Shot IRA unit 'fired first at SAS'
Friday, 2 December 2011

The IRA unit killed in a shoot out with SAS soldiers following the bombing of the Loughgall RUC station, County Armagh, in May 1987, (clockwise from top left) Gerard O'Callaghan, 29, Antony Gormley, 25, James Lynagh, 32, Eugene Kelly, 25, Declan Arthurs,21, Patrick McKerney,32, Seamus Donnelly,21 and Patrick Kelly,25.
A report of an investigation into the shootings by the historical enquiries team (HET), which was set up to investigate unsolved killings in Northern Ireland, is due to be handed over to relatives of the Provisionals who died, as well as the family of an innocent civilian caught up in the gunfire outside Loughgall RUC station, Co Armagh, in May 1987.
It was always believed that SAS soldiers hiding in nearby fields fired the first shots as the IRA men retreated after bombing the station using a hijacked digger to carry the bomb and smash through a perimeter fence.
But the Belfast Telegraph has revealed that the HET report will claim that the IRA men could not have been safely arrested and the soldiers were within their rights to open fire.

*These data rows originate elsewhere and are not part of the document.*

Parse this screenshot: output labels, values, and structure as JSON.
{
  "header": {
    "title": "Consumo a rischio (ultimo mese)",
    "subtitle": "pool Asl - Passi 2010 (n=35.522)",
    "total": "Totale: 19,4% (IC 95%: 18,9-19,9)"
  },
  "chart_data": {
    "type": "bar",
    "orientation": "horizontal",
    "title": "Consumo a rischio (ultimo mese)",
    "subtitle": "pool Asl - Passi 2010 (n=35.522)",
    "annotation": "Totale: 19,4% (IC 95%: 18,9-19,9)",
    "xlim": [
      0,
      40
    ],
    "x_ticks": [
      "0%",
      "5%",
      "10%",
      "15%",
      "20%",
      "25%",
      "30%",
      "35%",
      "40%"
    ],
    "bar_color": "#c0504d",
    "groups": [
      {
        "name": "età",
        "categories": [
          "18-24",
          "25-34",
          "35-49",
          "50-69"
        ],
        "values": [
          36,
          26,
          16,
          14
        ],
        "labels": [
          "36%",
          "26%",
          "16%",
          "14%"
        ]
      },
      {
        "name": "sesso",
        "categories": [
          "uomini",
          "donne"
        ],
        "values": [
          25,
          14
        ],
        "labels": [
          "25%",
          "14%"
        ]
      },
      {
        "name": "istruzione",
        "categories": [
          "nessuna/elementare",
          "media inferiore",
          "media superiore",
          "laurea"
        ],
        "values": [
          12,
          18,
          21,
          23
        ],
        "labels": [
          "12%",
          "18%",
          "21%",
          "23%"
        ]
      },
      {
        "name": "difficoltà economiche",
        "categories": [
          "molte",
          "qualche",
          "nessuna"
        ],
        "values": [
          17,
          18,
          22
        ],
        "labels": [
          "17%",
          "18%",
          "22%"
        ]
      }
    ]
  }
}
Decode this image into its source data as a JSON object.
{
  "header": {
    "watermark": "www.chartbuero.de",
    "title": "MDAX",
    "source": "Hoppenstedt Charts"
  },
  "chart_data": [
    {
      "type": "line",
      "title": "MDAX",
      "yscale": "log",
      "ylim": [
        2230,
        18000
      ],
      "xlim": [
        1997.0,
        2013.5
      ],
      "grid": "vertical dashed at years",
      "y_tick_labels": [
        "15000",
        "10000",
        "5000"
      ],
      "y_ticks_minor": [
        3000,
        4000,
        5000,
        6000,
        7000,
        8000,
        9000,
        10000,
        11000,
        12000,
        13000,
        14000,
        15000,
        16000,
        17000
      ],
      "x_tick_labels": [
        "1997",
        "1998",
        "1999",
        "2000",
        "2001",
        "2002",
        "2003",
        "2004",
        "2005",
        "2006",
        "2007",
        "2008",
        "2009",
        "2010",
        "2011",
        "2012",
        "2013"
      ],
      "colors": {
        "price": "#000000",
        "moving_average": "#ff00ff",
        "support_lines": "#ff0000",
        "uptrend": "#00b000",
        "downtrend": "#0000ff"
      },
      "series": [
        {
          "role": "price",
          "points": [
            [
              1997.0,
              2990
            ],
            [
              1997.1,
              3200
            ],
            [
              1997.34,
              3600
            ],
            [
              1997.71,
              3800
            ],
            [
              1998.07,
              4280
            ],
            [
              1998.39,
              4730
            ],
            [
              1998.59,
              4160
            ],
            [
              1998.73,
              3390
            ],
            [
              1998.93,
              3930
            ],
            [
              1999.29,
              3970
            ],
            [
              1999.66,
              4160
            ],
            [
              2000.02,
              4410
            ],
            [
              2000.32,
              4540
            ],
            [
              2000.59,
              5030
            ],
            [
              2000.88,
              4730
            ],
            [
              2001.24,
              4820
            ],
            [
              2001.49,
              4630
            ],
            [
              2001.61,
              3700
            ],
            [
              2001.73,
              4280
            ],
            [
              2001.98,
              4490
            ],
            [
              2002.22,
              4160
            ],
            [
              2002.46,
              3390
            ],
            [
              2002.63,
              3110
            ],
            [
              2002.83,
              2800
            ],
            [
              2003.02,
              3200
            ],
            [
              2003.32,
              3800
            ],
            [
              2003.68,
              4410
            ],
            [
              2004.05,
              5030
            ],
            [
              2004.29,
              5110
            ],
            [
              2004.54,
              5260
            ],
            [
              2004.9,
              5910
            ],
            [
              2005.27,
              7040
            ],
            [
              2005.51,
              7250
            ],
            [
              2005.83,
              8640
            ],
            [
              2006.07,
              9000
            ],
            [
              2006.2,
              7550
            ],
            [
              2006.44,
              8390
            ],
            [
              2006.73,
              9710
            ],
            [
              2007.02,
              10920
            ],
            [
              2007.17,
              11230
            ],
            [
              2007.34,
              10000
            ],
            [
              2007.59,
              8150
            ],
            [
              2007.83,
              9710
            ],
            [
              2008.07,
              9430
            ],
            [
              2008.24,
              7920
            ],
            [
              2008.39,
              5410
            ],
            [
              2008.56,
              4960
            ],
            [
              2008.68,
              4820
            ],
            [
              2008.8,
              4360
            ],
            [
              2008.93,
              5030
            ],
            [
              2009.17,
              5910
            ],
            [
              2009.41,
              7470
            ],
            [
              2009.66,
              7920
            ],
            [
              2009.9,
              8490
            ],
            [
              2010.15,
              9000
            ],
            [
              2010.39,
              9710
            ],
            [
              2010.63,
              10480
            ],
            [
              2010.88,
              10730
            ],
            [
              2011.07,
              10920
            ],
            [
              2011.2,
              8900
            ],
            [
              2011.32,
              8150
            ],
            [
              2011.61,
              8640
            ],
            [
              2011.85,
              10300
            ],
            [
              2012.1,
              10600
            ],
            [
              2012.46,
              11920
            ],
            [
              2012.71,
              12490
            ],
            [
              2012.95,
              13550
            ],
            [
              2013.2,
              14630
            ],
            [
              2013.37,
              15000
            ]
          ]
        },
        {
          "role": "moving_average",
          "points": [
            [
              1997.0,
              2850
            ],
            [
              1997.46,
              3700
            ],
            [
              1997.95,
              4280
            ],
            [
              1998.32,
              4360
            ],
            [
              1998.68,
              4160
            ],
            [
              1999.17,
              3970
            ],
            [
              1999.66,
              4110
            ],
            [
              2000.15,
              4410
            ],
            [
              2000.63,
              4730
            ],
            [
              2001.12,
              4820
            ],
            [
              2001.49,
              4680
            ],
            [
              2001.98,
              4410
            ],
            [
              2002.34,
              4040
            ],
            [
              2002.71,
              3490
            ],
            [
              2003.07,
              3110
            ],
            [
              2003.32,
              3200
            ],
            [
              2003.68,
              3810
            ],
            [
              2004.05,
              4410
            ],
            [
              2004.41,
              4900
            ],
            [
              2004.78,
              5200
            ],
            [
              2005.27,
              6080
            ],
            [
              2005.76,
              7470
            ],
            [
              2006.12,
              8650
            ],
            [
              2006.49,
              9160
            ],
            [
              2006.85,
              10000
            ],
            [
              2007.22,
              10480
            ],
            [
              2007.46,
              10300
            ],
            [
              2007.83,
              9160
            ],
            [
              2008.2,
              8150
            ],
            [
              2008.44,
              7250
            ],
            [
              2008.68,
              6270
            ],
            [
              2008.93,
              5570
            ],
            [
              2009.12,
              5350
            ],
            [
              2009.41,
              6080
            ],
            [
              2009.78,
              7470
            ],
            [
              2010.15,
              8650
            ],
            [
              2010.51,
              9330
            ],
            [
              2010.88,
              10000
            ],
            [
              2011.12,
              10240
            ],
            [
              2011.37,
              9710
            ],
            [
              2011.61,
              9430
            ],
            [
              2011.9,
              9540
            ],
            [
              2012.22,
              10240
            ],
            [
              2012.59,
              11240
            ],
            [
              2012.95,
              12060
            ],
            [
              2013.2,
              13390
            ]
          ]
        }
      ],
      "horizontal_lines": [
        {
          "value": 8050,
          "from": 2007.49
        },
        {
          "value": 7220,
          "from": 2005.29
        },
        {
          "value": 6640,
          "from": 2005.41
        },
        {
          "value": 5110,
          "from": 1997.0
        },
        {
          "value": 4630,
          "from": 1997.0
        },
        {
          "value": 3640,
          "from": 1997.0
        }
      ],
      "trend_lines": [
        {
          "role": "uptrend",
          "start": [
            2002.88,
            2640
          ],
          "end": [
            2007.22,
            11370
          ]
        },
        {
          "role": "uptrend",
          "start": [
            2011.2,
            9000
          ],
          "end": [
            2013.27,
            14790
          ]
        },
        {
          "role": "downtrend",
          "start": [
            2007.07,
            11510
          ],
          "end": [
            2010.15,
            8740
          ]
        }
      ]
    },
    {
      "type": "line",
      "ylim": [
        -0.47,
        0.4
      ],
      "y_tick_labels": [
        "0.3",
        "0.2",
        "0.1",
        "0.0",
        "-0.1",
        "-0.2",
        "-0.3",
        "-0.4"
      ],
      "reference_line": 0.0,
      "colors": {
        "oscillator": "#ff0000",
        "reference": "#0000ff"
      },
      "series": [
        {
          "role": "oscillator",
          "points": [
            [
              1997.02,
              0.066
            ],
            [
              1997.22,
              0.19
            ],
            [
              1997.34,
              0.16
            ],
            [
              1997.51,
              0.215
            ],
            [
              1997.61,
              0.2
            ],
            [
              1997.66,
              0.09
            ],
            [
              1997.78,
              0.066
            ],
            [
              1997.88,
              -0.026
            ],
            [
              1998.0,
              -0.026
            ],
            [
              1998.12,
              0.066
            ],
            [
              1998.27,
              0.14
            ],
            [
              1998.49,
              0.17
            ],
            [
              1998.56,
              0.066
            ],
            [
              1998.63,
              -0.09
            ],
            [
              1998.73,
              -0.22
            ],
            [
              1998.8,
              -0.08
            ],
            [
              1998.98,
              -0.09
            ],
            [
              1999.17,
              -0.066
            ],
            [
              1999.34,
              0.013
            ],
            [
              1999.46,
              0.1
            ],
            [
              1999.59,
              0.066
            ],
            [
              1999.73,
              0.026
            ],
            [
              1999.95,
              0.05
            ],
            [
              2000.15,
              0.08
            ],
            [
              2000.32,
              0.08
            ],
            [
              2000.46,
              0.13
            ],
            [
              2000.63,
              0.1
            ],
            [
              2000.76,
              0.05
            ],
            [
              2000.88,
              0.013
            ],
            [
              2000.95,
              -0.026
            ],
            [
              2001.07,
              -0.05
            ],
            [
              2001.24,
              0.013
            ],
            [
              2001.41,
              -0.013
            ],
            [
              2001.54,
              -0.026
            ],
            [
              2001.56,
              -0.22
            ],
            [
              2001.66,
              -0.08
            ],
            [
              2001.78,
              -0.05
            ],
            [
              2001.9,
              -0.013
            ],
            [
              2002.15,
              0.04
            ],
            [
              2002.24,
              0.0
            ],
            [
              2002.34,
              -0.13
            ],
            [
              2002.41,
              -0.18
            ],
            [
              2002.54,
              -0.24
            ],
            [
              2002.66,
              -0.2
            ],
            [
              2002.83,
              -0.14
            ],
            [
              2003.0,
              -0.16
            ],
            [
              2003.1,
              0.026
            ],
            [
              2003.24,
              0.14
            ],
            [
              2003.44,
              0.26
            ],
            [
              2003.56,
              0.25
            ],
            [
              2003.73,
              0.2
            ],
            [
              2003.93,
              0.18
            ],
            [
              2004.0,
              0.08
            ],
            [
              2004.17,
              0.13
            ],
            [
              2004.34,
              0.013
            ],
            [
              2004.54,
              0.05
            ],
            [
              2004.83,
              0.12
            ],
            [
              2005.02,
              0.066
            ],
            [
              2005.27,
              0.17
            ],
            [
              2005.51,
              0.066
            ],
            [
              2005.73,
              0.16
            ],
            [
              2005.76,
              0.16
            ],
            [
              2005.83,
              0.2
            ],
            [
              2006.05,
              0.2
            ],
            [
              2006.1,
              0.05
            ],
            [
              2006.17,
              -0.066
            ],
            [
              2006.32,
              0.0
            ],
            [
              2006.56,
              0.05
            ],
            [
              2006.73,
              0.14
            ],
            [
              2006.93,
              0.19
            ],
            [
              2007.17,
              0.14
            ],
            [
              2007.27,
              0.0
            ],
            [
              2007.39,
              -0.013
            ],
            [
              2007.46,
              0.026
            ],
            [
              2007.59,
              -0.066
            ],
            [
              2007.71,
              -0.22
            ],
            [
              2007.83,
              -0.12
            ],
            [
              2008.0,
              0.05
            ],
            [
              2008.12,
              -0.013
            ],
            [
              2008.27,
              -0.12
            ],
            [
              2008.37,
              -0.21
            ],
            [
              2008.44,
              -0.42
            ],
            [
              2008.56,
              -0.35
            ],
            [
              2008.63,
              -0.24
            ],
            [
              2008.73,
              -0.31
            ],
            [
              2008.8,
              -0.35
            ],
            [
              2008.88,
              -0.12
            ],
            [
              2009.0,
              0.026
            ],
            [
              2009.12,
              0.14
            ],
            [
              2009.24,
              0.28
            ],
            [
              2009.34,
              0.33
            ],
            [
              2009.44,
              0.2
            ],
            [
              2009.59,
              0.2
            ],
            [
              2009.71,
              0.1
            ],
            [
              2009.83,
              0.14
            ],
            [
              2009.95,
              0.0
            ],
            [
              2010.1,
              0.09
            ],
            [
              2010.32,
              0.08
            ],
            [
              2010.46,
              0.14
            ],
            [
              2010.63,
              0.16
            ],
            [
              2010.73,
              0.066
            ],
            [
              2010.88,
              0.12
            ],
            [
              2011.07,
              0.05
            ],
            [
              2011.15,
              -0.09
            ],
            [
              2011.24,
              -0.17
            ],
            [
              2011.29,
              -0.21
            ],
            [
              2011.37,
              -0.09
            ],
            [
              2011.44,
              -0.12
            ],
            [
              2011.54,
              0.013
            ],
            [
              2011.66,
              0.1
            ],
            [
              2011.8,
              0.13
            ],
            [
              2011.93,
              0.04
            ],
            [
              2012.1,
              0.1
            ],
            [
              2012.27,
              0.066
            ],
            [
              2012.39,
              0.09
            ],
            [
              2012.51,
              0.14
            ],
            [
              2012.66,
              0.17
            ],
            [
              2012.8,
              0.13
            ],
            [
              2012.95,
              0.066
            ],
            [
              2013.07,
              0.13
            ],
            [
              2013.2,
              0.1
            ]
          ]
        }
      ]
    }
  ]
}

A spokesman for the HET said she could not comment on the report because it was working with the families on a confidential basis.
She said: "It (the HET) does not discuss the contents or progress of a review with anyone except families concerned or their representatives."

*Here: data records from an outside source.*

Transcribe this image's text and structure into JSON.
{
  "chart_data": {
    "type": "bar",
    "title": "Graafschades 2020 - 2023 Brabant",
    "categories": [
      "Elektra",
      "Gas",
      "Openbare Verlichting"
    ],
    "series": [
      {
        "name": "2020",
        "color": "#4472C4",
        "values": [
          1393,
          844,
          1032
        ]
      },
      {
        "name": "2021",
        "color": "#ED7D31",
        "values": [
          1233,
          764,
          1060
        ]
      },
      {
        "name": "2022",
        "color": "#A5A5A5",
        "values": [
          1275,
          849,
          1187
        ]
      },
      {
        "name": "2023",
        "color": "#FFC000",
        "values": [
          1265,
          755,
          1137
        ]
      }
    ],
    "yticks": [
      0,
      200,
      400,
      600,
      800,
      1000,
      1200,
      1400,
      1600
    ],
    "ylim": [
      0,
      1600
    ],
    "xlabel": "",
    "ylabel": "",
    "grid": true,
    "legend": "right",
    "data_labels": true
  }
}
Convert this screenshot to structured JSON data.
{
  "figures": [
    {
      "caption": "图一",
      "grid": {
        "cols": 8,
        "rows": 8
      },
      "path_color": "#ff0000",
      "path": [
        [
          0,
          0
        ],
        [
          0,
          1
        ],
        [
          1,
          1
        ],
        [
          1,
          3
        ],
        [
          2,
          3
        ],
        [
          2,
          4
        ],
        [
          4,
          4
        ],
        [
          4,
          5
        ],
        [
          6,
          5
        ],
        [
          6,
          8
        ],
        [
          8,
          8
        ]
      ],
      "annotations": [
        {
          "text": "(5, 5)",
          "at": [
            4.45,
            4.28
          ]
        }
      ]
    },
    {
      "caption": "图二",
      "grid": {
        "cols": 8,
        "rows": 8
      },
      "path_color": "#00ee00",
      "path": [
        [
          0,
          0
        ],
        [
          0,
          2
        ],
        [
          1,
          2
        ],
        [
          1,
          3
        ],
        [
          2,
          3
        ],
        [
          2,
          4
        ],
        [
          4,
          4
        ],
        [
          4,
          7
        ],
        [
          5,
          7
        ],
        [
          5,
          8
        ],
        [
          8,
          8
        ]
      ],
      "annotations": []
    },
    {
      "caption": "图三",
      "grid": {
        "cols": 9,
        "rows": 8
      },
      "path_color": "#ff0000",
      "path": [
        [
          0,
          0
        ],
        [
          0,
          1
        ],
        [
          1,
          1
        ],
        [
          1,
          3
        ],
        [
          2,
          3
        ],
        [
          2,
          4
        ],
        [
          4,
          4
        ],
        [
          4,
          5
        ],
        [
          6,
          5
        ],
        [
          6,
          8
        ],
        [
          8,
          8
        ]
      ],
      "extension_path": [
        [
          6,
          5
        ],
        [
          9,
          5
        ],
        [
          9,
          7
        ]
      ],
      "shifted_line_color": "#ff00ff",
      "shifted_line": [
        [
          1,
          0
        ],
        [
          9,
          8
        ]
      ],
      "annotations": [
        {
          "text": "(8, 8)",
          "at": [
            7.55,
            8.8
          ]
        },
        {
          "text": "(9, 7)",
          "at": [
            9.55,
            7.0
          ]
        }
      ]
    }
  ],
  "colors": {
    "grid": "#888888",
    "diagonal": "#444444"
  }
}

The eight men belonged to the East Tyrone brigade, one of the most feared IRA units, which was heavily involved in a series of attacks on police and soldiers at the time, especially in areas close to the border with the Irish Republic.
A ninth man, Anthony Hughes, an innocent passer-by who was driving home at the time, was also killed.
East Londonderry MP Gregory Campbell said that the eight IRA men deserved to die - a claim which infuriated a Sinn Fein member of the Northern Ireland Assembly whose wife's brother, Patrick Kelly, 30, from Dungannon, Co Tyrone, was among the eight shot dead by the soldiers.
Barry McElduff said: "The men killed at Loughgall were victims of a British Government policy of shoot-to-kill. Nobody believes that the British Army unit were sent into Loughgall that evening to arrest anybody."